Monday 19 January 2009

“Some time I shall sleep out, the rest I’ll whistle.” (William Shakespeare)

A very interesting lunch meeting with Christopher Maclehose and John Calder today. On my way to the Turkish restaurant on The Cut, I popped by the Calder Bookshop, and there I met the actors Peter Pacey and Henry Woolf, who are going to tour Ireland with John Calder in a new production of Beckett’s Endgame in February.

I knew both actors already – they have done some readings at the bookshop, and every now and then I spot them on TV or on some theatre programme. That’s a great thing about the Calder Bookshop: because it’s so close to the Old Vic and the Young Vic, it attracts many great actors, playwrights, novelists and screenwriters. We recently had Simon Callow and Kazuo Ishiguro among our clients, and five A-list Hollywood actors rehearsed at our shop on a Sunday afternoon in December.

Henry Woolf is always full of jokes and anecdotes. Seeing that I had a copy of Murphy in my hands, he told us the story of when Harold Pinter stole a copy of it from the London Library. They were at school together, in 1947 or 1948 – Pinter must have been around seventeen – and Henry and his friends were united in their condemnation of such an antisocial act. “Some poor kid won’t be able to read that book, Harold,” they said. “I don’t think so,” Pinter replied coolly. “The only other time it was taken out was in 1939.” At the time of Pinter's theft, no one had heard of Beckett yet, but Pinter – Henry says – was far ahead of everyone else. John Calder added that the original Routledge edition of Murphy only sold 51 copies. Comforting.

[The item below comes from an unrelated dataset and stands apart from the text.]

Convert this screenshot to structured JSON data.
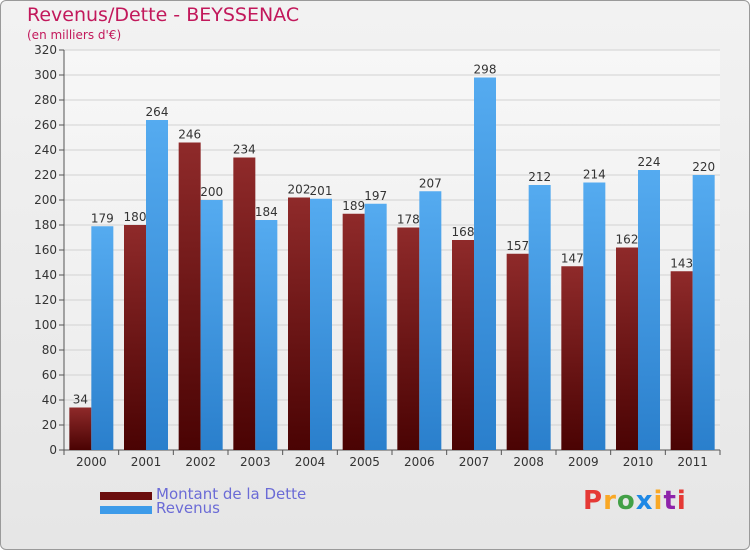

At the restaurant, John and Christopher – both in full reminiscing mood – regaled me with a hundred thousand stories and anecdotes from a different publishing era. I was surprised to learn that their friendship goes back a very long way, since the early Sixties at least. And they know the same people – mostly names I have never heard of. But we also talked about Harvill, Alma, the Maclehose press, its phenomenally successful Stieg Larsson series and many other authors and publishing figures. My only regret: I forgot to ask Christopher about his dog Mishka.

I love these lunches with John Calder. The one drawback is that Mr Calder – at the venerable age of eighty-two – is able to outdrink the most consummate publishing executive. So the very thought of doing any work after one of these “meetings”, or writing a vaguely meaningful blog entry, is impossible. You will excuse me then, if I end this post here.